Description:
When a member(M) fails to process messages from GCS and goes to ERROR state, other
members of the group considers M as UNREACHABLE and waits for it to return.
This is easy to hit with WL#11570.
Scenario:
Consider a group of 5 members with (eg: gr_member_expel_timeout=2000s)
1. Start sysbench load on 5 members.
2. drop n/w on M5.
3. Wait for ~1800s and restore network on M5.
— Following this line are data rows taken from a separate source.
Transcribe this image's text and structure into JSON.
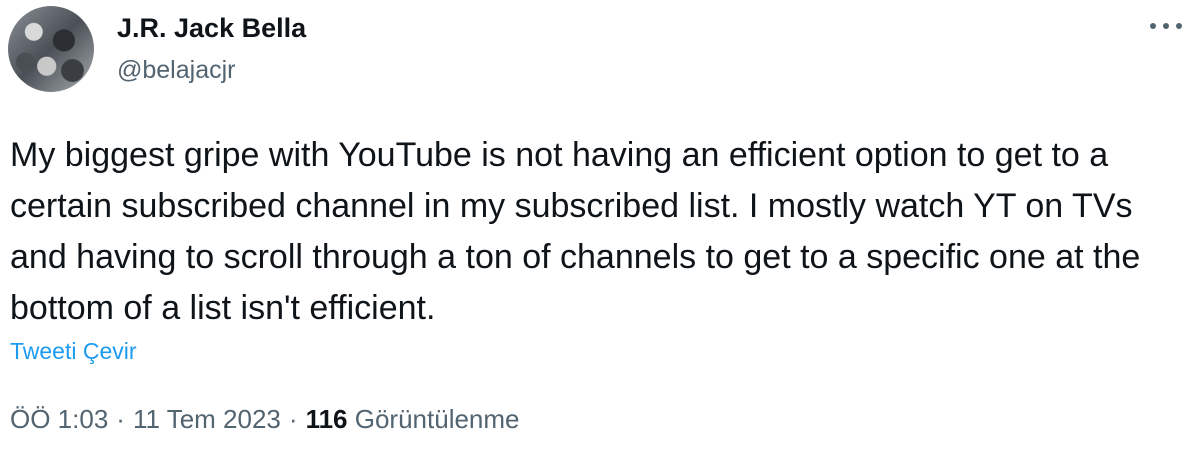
{
  "author": {
    "display_name": "J.R. Jack Bella",
    "handle": "@belajacjr"
  },
  "tweet": {
    "text": "My biggest gripe with YouTube is not having an efficient option to get to a certain subscribed channel in my subscribed list. I mostly watch YT on TVs and having to scroll through a ton of channels to get to a specific one at the bottom of a list isn't efficient.",
    "translate_label": "Tweeti Çevir"
  },
  "meta": {
    "time": "ÖÖ 1:03",
    "separator": "·",
    "date": "11 Tem 2023",
    "views_count": "116",
    "views_label": "Görüntülenme"
  },
  "icons": {
    "more": "more-horizontal-icon"
  },
  "colors": {
    "text": "#0f1419",
    "secondary": "#536471",
    "link": "#1d9bf0"
  }
}
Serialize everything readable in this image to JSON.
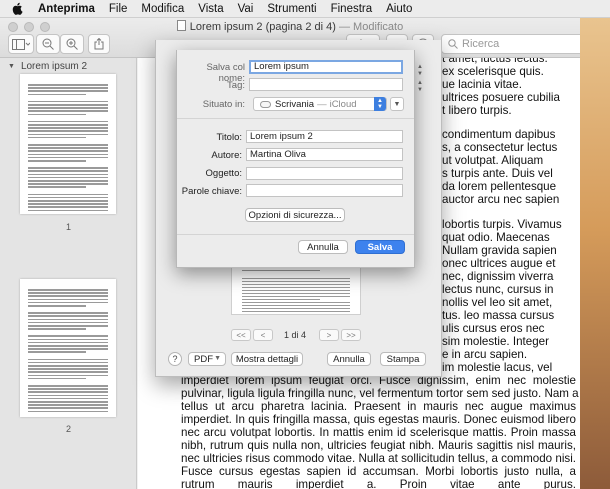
{
  "menubar": {
    "apple": "",
    "items": [
      "Anteprima",
      "File",
      "Modifica",
      "Vista",
      "Vai",
      "Strumenti",
      "Finestra",
      "Aiuto"
    ]
  },
  "window": {
    "title": "Lorem ipsum 2 (pagina 2 di 4)",
    "title_suffix": "— Modificato",
    "search_placeholder": "Ricerca"
  },
  "sidebar": {
    "section_title": "Lorem ipsum 2",
    "pages": [
      "1",
      "2"
    ]
  },
  "document": {
    "lines": [
      "t amet, luctus lectus.",
      "ex scelerisque quis.",
      "ue lacinia vitae.",
      "ultrices posuere cubilia",
      "t libero turpis.",
      "condimentum dapibus",
      "s, a consectetur lectus",
      "ut volutpat. Aliquam",
      "s turpis ante. Duis vel",
      "da lorem pellentesque",
      "auctor arcu nec sapien",
      "lobortis turpis. Vivamus",
      "quat odio. Maecenas",
      "Nullam gravida sapien",
      "onec ultrices augue et",
      "nec, dignissim viverra",
      "lectus nunc, cursus in",
      "nollis vel leo sit amet,",
      "tus. leo massa cursus",
      "ulis cursus eros nec",
      "sim molestie. Integer",
      "e in arcu sapien.",
      "im molestie lacus, vel",
      "imperdiet lorem ipsum feugiat orci. Fusce dignissim, enim nec molestie",
      "pulvinar, ligula ligula fringilla nunc, vel fermentum tortor sem sed justo. Nam a",
      "tellus ut arcu pharetra lacinia. Praesent in mauris nec augue maximus",
      "imperdiet. In quis fringilla massa, quis egestas mauris. Donec euismod libero",
      "nec arcu volutpat lobortis. In mattis enim id scelerisque mattis. Proin massa",
      "nibh, rutrum quis nulla non, ultricies feugiat nibh. Mauris sagittis nisl mauris,",
      "nec ultricies risus commodo vitae. Nulla at sollicitudin tellus, a commodo nisi.",
      "Fusce cursus egestas sapien id accumsan. Morbi lobortis justo nulla, a",
      "rutrum mauris imperdiet a. Proin vitae ante purus."
    ]
  },
  "save_dialog": {
    "save_as_label": "Salva col nome:",
    "save_as_value": "Lorem ipsum",
    "tags_label": "Tag:",
    "where_label": "Situato in:",
    "where_value": "Scrivania",
    "where_sub": "iCloud",
    "title_label": "Titolo:",
    "title_value": "Lorem ipsum 2",
    "author_label": "Autore:",
    "author_value": "Martina Oliva",
    "subject_label": "Oggetto:",
    "keywords_label": "Parole chiave:",
    "security_button": "Opzioni di sicurezza...",
    "cancel_button": "Annulla",
    "save_button": "Salva"
  },
  "print_dialog": {
    "page_indicator": "1 di 4",
    "help": "?",
    "pdf_button": "PDF",
    "details_button": "Mostra dettagli",
    "cancel_button": "Annulla",
    "print_button": "Stampa"
  }
}
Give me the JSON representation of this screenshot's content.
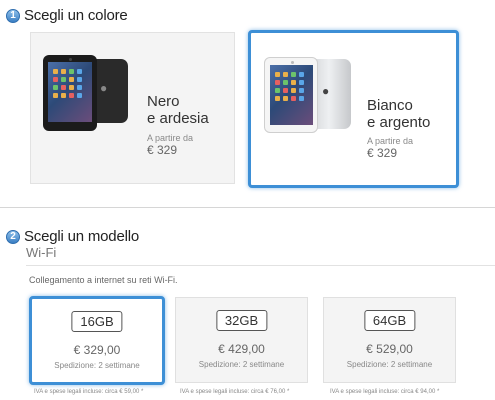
{
  "step1": {
    "number": "1",
    "title": "Scegli un colore"
  },
  "colors": [
    {
      "name_line1": "Nero",
      "name_line2": "e ardesia",
      "from_line1": "A partire da",
      "price": "€ 329"
    },
    {
      "name_line1": "Bianco",
      "name_line2": "e argento",
      "from_line1": "A partire da",
      "price": "€ 329"
    }
  ],
  "step2": {
    "number": "2",
    "title": "Scegli un modello"
  },
  "wifi": {
    "title": "Wi-Fi",
    "description": "Collegamento a internet su reti Wi-Fi."
  },
  "models": [
    {
      "capacity": "16GB",
      "price": "€ 329,00",
      "shipping": "Spedizione: 2 settimane",
      "vat": "IVA e spese legali incluse: circa € 59,00 *"
    },
    {
      "capacity": "32GB",
      "price": "€ 429,00",
      "shipping": "Spedizione: 2 settimane",
      "vat": "IVA e spese legali incluse: circa € 76,00 *"
    },
    {
      "capacity": "64GB",
      "price": "€ 529,00",
      "shipping": "Spedizione: 2 settimane",
      "vat": "IVA e spese legali incluse: circa € 94,00 *"
    }
  ],
  "colors_meta": {
    "accent": "#3d8fd6",
    "card_bg": "#f4f4f4"
  }
}
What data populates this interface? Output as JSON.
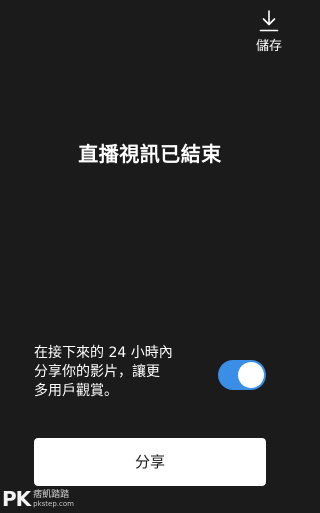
{
  "header": {
    "save_label": "儲存",
    "save_icon": "download-icon"
  },
  "main": {
    "title": "直播視訊已結束"
  },
  "share_option": {
    "description_lines": [
      "在接下來的 24 小時內",
      "分享你的影片，讓更",
      "多用戶觀賞。"
    ],
    "toggle_on": true,
    "toggle_color": "#3a8ee6"
  },
  "share_button": {
    "label": "分享"
  },
  "watermark": {
    "logo": "PK",
    "name": "痞凱踏踏",
    "url": "pkstep.com"
  }
}
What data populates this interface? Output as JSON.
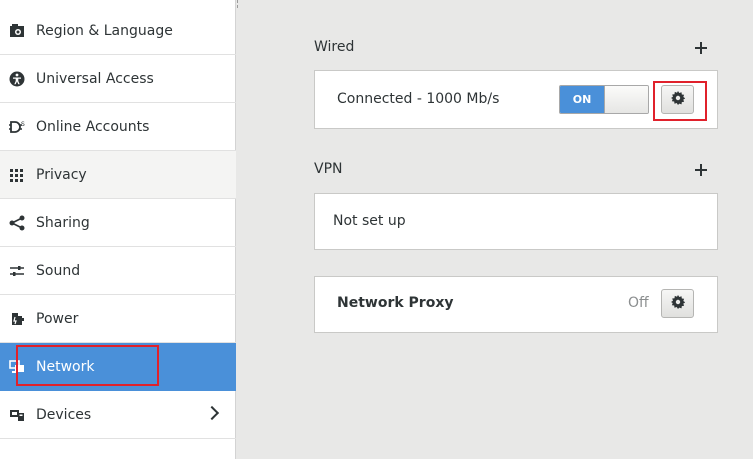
{
  "sidebar": {
    "items": [
      {
        "label": "Region & Language",
        "icon": "region-icon"
      },
      {
        "label": "Universal Access",
        "icon": "accessibility-icon"
      },
      {
        "label": "Online Accounts",
        "icon": "online-accounts-icon"
      },
      {
        "label": "Privacy",
        "icon": "privacy-icon"
      },
      {
        "label": "Sharing",
        "icon": "share-icon"
      },
      {
        "label": "Sound",
        "icon": "sound-icon"
      },
      {
        "label": "Power",
        "icon": "power-icon"
      },
      {
        "label": "Network",
        "icon": "network-icon",
        "selected": true
      },
      {
        "label": "Devices",
        "icon": "devices-icon"
      }
    ]
  },
  "wired": {
    "title": "Wired",
    "status": "Connected - 1000 Mb/s",
    "switch_label": "ON"
  },
  "vpn": {
    "title": "VPN",
    "status": "Not set up"
  },
  "proxy": {
    "title": "Network Proxy",
    "state": "Off"
  },
  "colors": {
    "accent": "#4a90d9",
    "highlight": "#e0212b"
  }
}
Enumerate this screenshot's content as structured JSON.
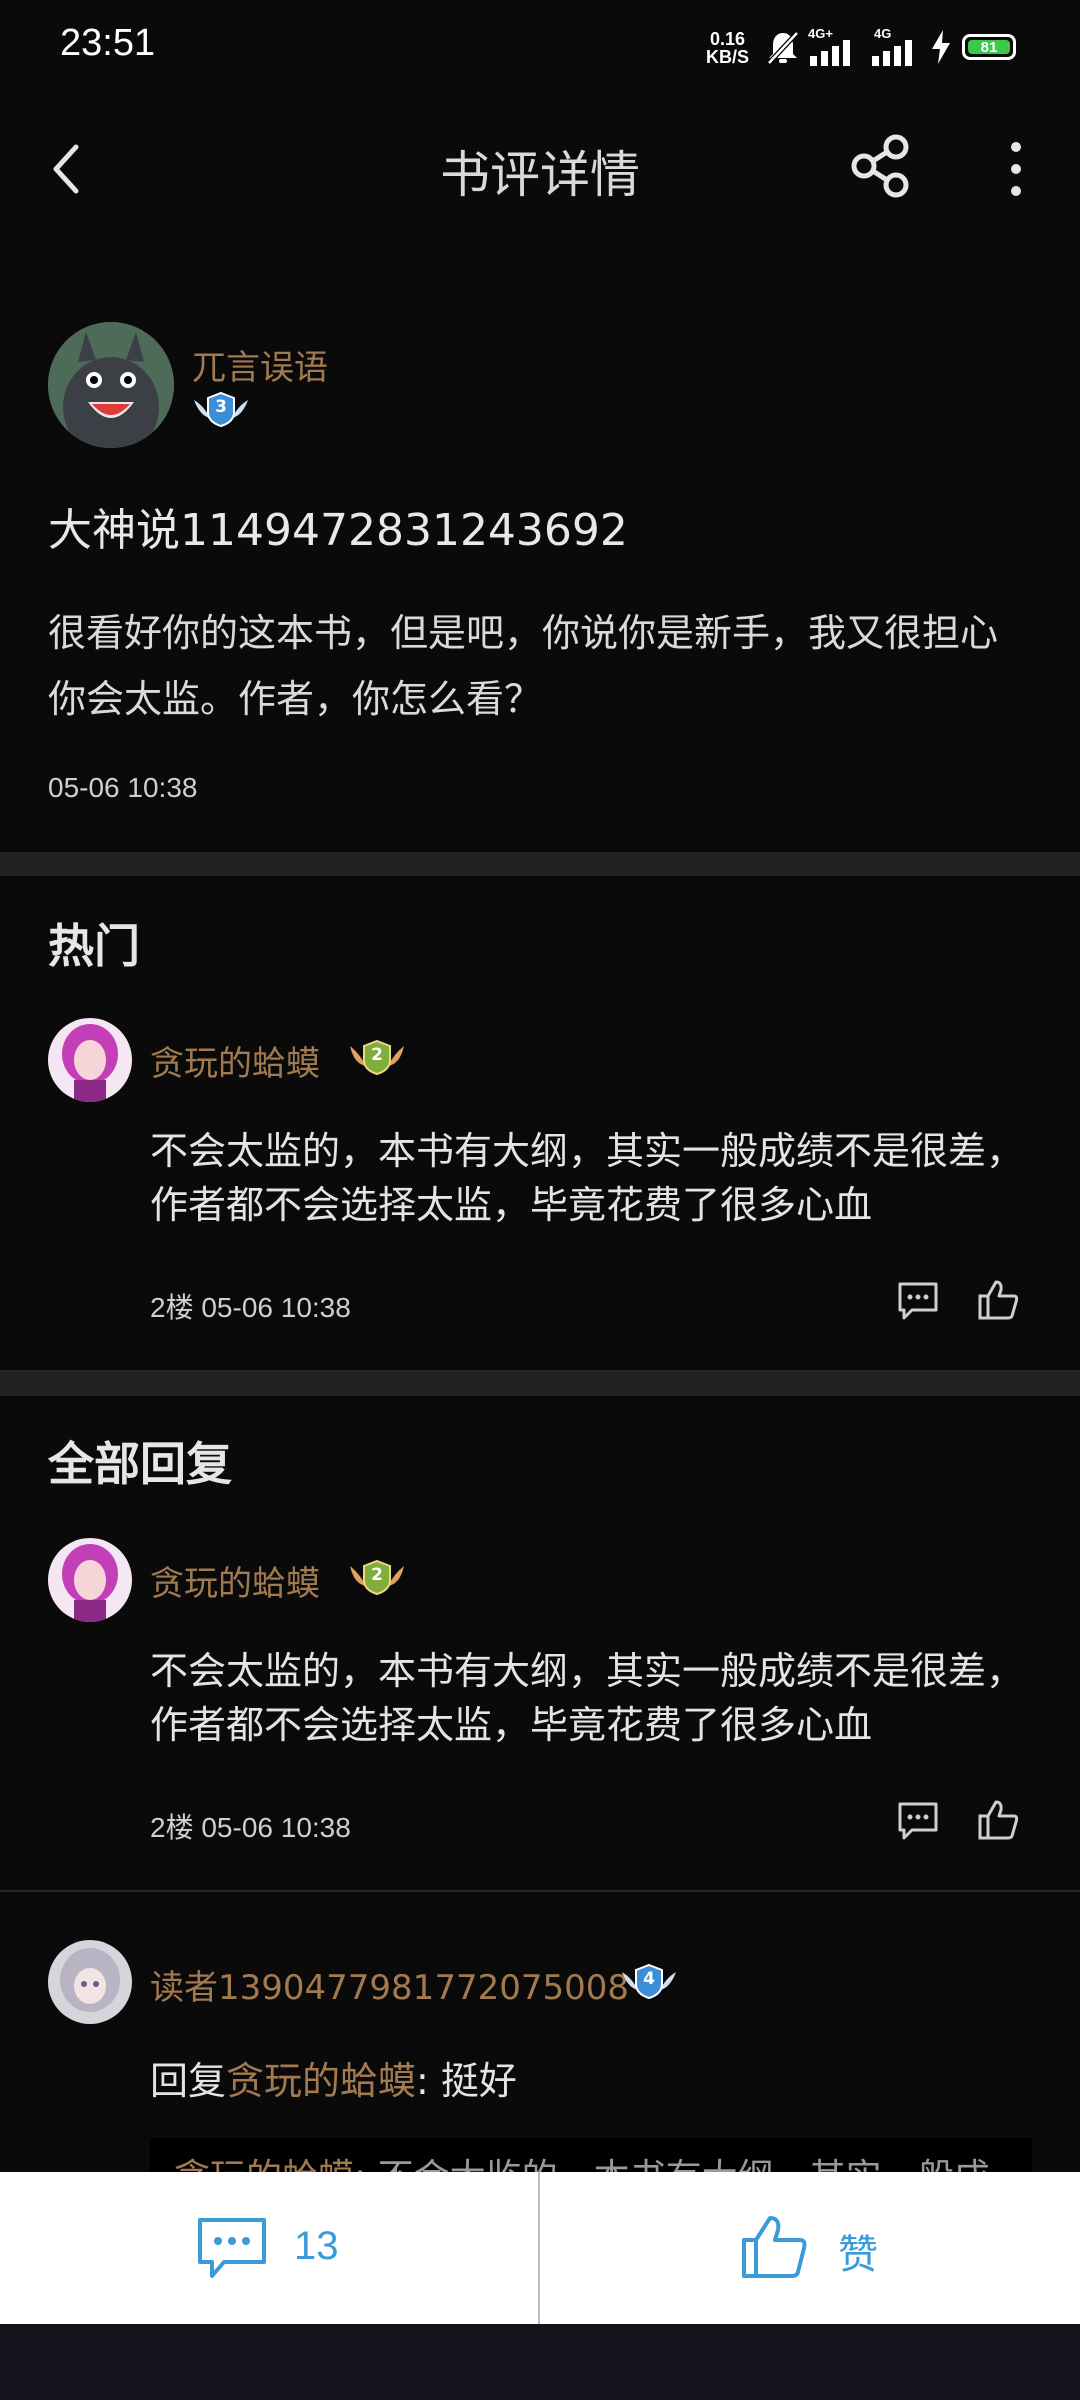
{
  "status_bar": {
    "time": "23:51",
    "net_speed_value": "0.16",
    "net_speed_unit": "KB/S",
    "signal1_label": "4G+",
    "signal2_label": "4G",
    "battery": "81"
  },
  "header": {
    "title": "书评详情"
  },
  "review": {
    "author": "兀言误语",
    "level": "3",
    "title": "大神说1149472831243692",
    "content": "很看好你的这本书，但是吧，你说你是新手，我又很担心你会太监。作者，你怎么看？",
    "time": "05-06 10:38"
  },
  "hot": {
    "section_title": "热门",
    "items": [
      {
        "user": "贪玩的蛤蟆",
        "level": "2",
        "content": "不会太监的，本书有大纲，其实一般成绩不是很差，作者都不会选择太监，毕竟花费了很多心血",
        "meta": "2楼 05-06 10:38"
      }
    ]
  },
  "all": {
    "section_title": "全部回复",
    "items": [
      {
        "user": "贪玩的蛤蟆",
        "level": "2",
        "content": "不会太监的，本书有大纲，其实一般成绩不是很差，作者都不会选择太监，毕竟花费了很多心血",
        "meta": "2楼 05-06 10:38"
      },
      {
        "user": "读者1390477981772075008",
        "level": "4",
        "reply_prefix": "回复",
        "reply_to": "贪玩的蛤蟆",
        "reply_suffix": ": 挺好",
        "quote_user": "贪玩的蛤蟆",
        "quote_text": ": 不会太监的，本书有大纲，其实一般成"
      }
    ]
  },
  "bottom_bar": {
    "comment_count": "13",
    "like_label": "赞"
  },
  "colors": {
    "background": "#0a0a0a",
    "username": "#a27a4f",
    "accent_blue": "#3a9bd8",
    "battery": "#3cc84a"
  }
}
4. M5 goes to ERROR state.
Other members of the group see M5 UNREACHABLE and waits for it again for gr_member_expel_timeout seconds.
From M5's errorlog:
...
2018-06-26T17:43:11.698016Z 0 [Warning] [MY-011494] [Repl] Plugin group_replication reported: 'Member with address brage08:30005 is reachable again.'
2018-06-26T17:43:11.698072Z 0 [Warning] [MY-011494] [Repl] Plugin group_replication reported: 'Member with address brage09:30007 is reachable again.'
2018-06-26T17:43:12.237145Z 0 [ERROR] [MY-011735] [Repl] Plugin group_replication reported: '[GCS] Node 4 is unable to get messages, since the group is too far ahead. Node will now exit.'
2018-06-26T17:43:12.305510Z 0 [ERROR] [MY-011735] [Repl] Plugin group_replication reported: '[GCS] The node has missed messages that can no longer be recovered from the other nodes' caches. GCS will now terminate.'
From M1's errorlog:
...
2018-06-26T17:43:09.259382Z 0 [Warning] [MY-011494] [Repl] Plugin group_replication reported: 'Member with address brage17:30009 is reachable again.'
::xcom_receive_local_view invoked! CV Nodes 5 LV Nodes 5
::xcom_receive_local_view: Local view has node brage06:30101
::xcom_receive_local_view: Local view has node brage07:30103
::xcom_receive_local_view: Local view has node brage08:30105
::xcom_receive_local_view: Local view has node brage09:30107
::xcom_receive_local_view: Local view has node brage17:30109
::xcom_receive_local_view: Local view has suspected member: brage17:30109
2018-06-26T17:43:17.257756Z 0 [Warning] [MY-011493] [Repl] Plugin group_replication reported: 'Member with address brage17:30009 has become unreachable.'
Note: Incase of applier error, if a member goes to ERROR state, other members
detect it and evicts the member immediately.
How to repeat:
see description.
Suggested fix:
When a member goes to ERROR state, Instead of waiting for it, other members should be able detect and evict the member right away (As it happens in case applier error). There is no point in waiting for a member which will not return.